Have the Lead Director Take the Lead. One of the greatest recent boons to CEOs in dealing with director performance issues has been the creation of lead directors. Such directors have now been appointed by nearly 40 percent of U.S. boards, according to a 2005 survey by the National Association of Corporate Directors. It is generally much easier for the leader of the independent directors to deal with director performance issues than it is for a CEO. Even if someone holds the combined title of Chairman/CEO, the board is still the boss, which makes it inherently awkward to raise performance issues with one of the board’s members.
As the lead director of a major company points out, “A good lead director can add a lot of value by delivering tough messages to the board or to individual directors.

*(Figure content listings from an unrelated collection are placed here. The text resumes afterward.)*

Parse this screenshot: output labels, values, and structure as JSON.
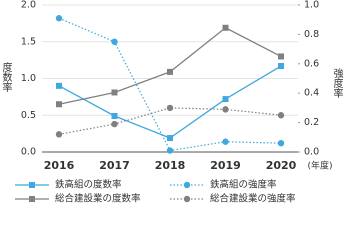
{
  "chart_data": {
    "type": "line",
    "categories": [
      "2016",
      "2017",
      "2018",
      "2019",
      "2020"
    ],
    "x_unit": "(年度)",
    "y_label": "度数率",
    "y2_label": "強度率",
    "ylim": [
      0,
      2.0
    ],
    "yticks": [
      {
        "value": 0,
        "label": "0.0"
      },
      {
        "value": 0.5,
        "label": "0.5"
      },
      {
        "value": 1.0,
        "label": "1.0"
      },
      {
        "value": 1.5,
        "label": "1.5"
      },
      {
        "value": 2.0,
        "label": "2.0"
      }
    ],
    "y2lim": [
      0,
      1.0
    ],
    "y2ticks": [
      {
        "value": 0,
        "label": "0.0"
      },
      0.2,
      0.4,
      0.6,
      0.8,
      {
        "value": 1.0,
        "label": "1.0"
      }
    ],
    "grid": true,
    "series": [
      {
        "name": "鉄高組の度数率",
        "color": "#3ea8df",
        "marker": "square",
        "dash": false,
        "axis": "y",
        "values": [
          0.9,
          0.49,
          0.19,
          0.72,
          1.17
        ]
      },
      {
        "name": "鉄高組の強度率",
        "color": "#3ea8df",
        "marker": "circle",
        "dash": true,
        "axis": "y2",
        "values": [
          0.91,
          0.75,
          0.01,
          0.07,
          0.06
        ]
      },
      {
        "name": "総合建設業の度数率",
        "color": "#808080",
        "marker": "square",
        "dash": false,
        "axis": "y",
        "values": [
          0.65,
          0.81,
          1.09,
          1.69,
          1.3
        ]
      },
      {
        "name": "総合建設業の強度率",
        "color": "#808080",
        "marker": "circle",
        "dash": true,
        "axis": "y2",
        "values": [
          0.12,
          0.19,
          0.3,
          0.29,
          0.25
        ]
      }
    ]
  }
}
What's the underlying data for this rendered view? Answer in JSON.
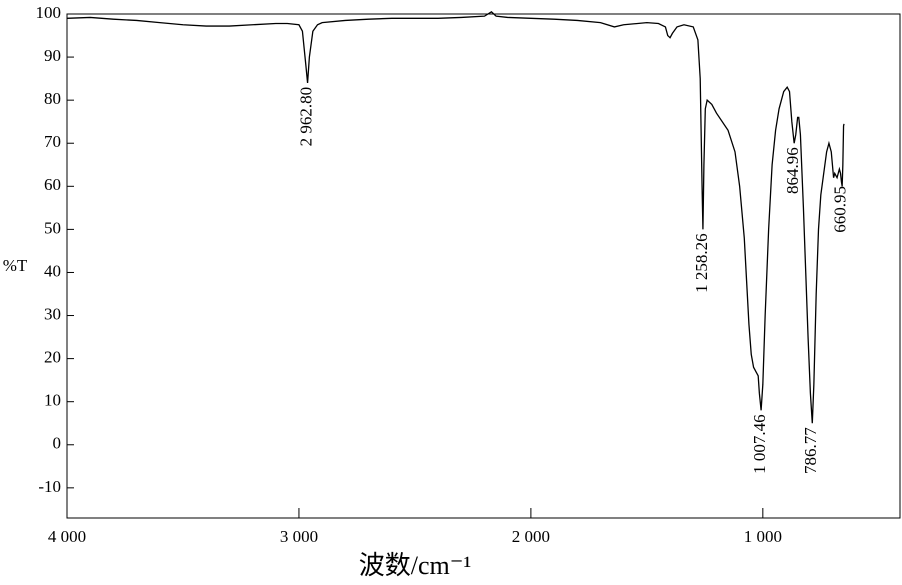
{
  "chart_data": {
    "type": "line",
    "x_label": "波数/cm⁻¹",
    "y_label": "%T",
    "xlim": [
      4000,
      400
    ],
    "ylim": [
      -17,
      100
    ],
    "xticks": [
      {
        "value": 4000,
        "label": "4 000"
      },
      {
        "value": 3000,
        "label": "3 000"
      },
      {
        "value": 2000,
        "label": "2 000"
      },
      {
        "value": 1000,
        "label": "1 000"
      }
    ],
    "yticks": [
      -10,
      0,
      10,
      20,
      30,
      40,
      50,
      60,
      70,
      80,
      90,
      100
    ],
    "series": [
      {
        "color": "#000000",
        "x": [
          4000,
          3900,
          3800,
          3700,
          3600,
          3500,
          3400,
          3300,
          3200,
          3100,
          3050,
          3000,
          2985,
          2970,
          2962.8,
          2955,
          2940,
          2920,
          2900,
          2800,
          2700,
          2600,
          2500,
          2400,
          2300,
          2200,
          2170,
          2150,
          2100,
          2000,
          1900,
          1800,
          1700,
          1640,
          1600,
          1500,
          1450,
          1420,
          1410,
          1400,
          1390,
          1370,
          1340,
          1300,
          1280,
          1270,
          1262,
          1258.26,
          1254,
          1248,
          1240,
          1220,
          1200,
          1150,
          1120,
          1100,
          1080,
          1070,
          1060,
          1050,
          1040,
          1030,
          1020,
          1015,
          1007.46,
          1000,
          990,
          975,
          960,
          945,
          930,
          910,
          895,
          885,
          875,
          864.96,
          858,
          850,
          845,
          838,
          825,
          815,
          805,
          795,
          786.77,
          780,
          770,
          760,
          750,
          740,
          725,
          715,
          705,
          695,
          690,
          680,
          670,
          665,
          660.95,
          658,
          655,
          652,
          650
        ],
        "values": [
          99,
          99.2,
          98.8,
          98.5,
          98,
          97.5,
          97.2,
          97.2,
          97.5,
          97.8,
          97.8,
          97.5,
          96,
          88,
          84,
          90,
          96,
          97.5,
          98,
          98.5,
          98.8,
          99,
          99,
          99,
          99.2,
          99.5,
          100.5,
          99.5,
          99.2,
          99,
          98.8,
          98.5,
          98,
          97,
          97.5,
          98,
          97.8,
          97,
          95,
          94.5,
          95.5,
          97,
          97.5,
          97,
          94,
          85,
          60,
          50,
          65,
          78,
          80,
          79,
          77,
          73,
          68,
          60,
          48,
          38,
          28,
          21,
          18,
          17,
          16,
          12,
          8,
          14,
          30,
          50,
          65,
          73,
          78,
          82,
          83,
          82,
          75,
          70,
          72,
          76,
          76,
          72,
          55,
          40,
          25,
          12,
          5,
          14,
          35,
          50,
          58,
          62,
          68,
          70,
          68,
          62,
          63,
          62,
          64,
          63,
          61,
          60,
          65,
          74,
          74.5
        ]
      }
    ],
    "annotations": [
      {
        "value": 2962.8,
        "label": "2 962.80"
      },
      {
        "value": 1258.26,
        "label": "1 258.26"
      },
      {
        "value": 1007.46,
        "label": "1 007.46"
      },
      {
        "value": 864.96,
        "label": "864.96"
      },
      {
        "value": 786.77,
        "label": "786.77"
      },
      {
        "value": 660.95,
        "label": "660.95"
      }
    ]
  }
}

For example, if you have a director who’s micromanaging, that’s an awkward situation for a CEO to address. A lead director can be very helpful in dealing with this.”

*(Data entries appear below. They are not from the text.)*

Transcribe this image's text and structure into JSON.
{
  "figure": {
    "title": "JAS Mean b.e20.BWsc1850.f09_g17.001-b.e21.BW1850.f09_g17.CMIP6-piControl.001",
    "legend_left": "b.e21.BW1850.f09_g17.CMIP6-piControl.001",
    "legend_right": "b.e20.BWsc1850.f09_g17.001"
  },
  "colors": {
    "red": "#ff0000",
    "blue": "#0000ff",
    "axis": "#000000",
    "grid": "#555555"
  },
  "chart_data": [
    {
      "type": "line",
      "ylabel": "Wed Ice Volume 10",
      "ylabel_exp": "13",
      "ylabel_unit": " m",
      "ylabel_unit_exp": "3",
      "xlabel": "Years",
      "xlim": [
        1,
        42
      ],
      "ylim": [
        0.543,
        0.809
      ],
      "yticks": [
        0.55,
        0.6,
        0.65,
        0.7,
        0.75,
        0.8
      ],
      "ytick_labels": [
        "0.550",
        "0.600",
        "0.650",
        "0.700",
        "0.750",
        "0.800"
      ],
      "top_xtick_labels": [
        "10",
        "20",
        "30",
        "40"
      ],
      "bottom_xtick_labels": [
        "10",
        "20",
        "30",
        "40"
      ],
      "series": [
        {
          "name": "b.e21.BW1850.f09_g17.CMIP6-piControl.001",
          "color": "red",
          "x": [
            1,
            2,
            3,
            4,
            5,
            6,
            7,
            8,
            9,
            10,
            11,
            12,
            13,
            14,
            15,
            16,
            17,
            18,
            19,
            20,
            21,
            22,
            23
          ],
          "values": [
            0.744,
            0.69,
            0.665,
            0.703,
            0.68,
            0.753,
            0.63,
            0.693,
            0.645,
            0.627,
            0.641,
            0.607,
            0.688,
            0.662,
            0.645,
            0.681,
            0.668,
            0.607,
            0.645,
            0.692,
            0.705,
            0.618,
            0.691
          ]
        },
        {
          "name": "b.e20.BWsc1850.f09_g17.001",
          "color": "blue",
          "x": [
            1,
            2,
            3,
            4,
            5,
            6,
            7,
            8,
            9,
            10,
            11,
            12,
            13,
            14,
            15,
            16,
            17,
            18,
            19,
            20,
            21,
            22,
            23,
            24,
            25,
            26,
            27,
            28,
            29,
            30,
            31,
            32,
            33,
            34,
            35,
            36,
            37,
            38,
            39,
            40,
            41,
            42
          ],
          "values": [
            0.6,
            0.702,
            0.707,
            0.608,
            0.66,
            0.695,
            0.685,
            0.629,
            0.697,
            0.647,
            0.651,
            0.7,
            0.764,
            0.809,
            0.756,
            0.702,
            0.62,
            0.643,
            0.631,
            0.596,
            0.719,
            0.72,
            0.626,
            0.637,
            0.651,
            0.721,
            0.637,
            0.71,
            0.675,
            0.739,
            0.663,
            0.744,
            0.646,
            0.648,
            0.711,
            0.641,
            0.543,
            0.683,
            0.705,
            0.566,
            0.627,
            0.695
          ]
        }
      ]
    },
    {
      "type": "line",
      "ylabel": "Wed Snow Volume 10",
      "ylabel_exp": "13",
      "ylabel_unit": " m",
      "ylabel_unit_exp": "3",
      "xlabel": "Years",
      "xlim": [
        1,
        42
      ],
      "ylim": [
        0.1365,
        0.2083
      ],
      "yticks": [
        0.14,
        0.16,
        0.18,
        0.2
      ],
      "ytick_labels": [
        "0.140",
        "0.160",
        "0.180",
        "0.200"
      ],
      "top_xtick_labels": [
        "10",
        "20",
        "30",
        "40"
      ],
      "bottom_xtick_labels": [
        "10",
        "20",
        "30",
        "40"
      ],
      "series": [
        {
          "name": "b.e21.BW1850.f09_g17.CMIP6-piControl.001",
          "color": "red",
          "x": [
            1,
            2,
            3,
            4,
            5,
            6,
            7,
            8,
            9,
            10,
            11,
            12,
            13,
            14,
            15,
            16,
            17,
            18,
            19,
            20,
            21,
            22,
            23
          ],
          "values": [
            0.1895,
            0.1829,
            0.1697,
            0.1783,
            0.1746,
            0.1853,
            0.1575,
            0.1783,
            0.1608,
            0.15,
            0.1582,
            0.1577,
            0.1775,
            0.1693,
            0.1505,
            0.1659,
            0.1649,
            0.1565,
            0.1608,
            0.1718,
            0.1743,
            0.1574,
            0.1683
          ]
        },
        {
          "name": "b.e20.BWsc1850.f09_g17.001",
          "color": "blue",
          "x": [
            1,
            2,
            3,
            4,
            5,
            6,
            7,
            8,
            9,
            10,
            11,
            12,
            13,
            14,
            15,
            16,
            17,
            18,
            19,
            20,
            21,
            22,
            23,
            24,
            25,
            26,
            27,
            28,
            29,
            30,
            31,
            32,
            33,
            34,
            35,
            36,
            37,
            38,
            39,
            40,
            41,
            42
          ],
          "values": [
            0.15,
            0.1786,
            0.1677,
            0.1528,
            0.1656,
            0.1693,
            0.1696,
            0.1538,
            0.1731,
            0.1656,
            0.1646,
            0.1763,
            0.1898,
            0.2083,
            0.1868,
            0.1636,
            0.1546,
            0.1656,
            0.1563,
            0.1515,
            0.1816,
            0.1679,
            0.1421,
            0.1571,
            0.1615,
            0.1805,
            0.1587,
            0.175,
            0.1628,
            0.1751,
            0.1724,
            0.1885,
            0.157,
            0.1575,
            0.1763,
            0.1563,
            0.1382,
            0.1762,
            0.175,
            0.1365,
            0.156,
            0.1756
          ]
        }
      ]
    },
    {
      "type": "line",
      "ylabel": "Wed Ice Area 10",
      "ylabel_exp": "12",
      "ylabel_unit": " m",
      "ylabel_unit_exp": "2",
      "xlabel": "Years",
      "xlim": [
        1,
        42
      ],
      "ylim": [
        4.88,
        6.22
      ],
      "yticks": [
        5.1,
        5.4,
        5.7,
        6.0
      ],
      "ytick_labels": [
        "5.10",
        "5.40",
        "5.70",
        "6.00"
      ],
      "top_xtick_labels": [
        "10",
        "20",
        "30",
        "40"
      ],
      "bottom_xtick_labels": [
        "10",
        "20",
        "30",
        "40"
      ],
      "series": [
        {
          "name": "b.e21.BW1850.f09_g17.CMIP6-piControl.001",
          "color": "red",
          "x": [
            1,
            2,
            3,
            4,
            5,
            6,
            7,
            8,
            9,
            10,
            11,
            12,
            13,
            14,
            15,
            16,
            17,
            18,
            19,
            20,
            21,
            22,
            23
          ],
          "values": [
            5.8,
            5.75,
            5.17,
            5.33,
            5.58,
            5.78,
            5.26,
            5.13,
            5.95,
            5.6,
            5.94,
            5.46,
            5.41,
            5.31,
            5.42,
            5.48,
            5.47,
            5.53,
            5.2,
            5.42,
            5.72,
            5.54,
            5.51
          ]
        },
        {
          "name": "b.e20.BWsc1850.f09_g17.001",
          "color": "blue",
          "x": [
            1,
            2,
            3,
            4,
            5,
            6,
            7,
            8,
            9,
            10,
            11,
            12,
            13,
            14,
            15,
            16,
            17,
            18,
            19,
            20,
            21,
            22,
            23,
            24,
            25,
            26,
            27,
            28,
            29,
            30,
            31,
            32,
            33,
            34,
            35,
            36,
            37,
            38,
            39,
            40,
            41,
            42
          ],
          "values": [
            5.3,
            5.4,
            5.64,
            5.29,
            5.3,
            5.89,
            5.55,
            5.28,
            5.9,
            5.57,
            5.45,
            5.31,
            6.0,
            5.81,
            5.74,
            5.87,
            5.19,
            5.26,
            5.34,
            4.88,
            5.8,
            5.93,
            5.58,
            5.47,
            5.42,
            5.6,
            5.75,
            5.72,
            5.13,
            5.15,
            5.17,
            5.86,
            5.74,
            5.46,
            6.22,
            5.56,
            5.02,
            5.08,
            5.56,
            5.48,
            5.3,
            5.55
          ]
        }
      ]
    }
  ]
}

Implement Individual Director Peer Reviews. In a director peer review process, board members provide structured feedback on each of their fellow board members. This is quite a different process from having directors score themselves against a list of performance criteria-which can be a useful consciousness-raising exercise when done once or twice but thereafter typically runs out of steam. It is not unheard of for directors with performance problems to give themselves outlandishly positive scores in this sort of self-assessment exercise.
Individual director peer review involves having all directors-including the CEO-provide input on the performance of all other directors and typically, on themselves, as well. A recent survey by Corporate Board Member/PricewaterhouseCoopers showed that 37 percent of U.S. boards have now adopted an individual director evaluation process and 70 percent of those surveyed found it to be “very effective.”
Either surveys or interviews are generally used for individual director peer reviews and they’re typically done once a year, often in conjunction with the annual board assessment. Interviews have some decided advantages for boards just starting out with director peer reviews. First, the underlying reasons for survey scores may not be apparent, leaving the recipient to wonder why he or she was rated highly by peers on a certain element and lower on another. While most surveys provide for write-in comments, therein lies the second downside: If the comments are merely personal and not very constructive, they have limited use and great potential to foster ill will. Interviews, on the other hand, allow for probes and follow-up questions that both help flesh out the underlying themes and keep the feedback constructive and helpful for the recipient.
Because director peer reviews are sensitive, it is also worthwhile to consider having an experienced third party collect, tabulate and analyze the results, and then provide the feedback.
If done right, director peer reviews can be both informative and constructive. They can enhance the accountability and effectiveness of individual directors, which, in turn, can help the entire board function more effectively.
Managing director performance is a hallmark of an effective board. When there are bad apples in the boardroom, stepping up to these issues is never easy. But ignoring them can impede a board’s effectiveness and impair the credibility of a CEO. It takes courage, confidence and diplomacy to address director performance issues-but it is the ultimate expression of setting “the tone at the top.”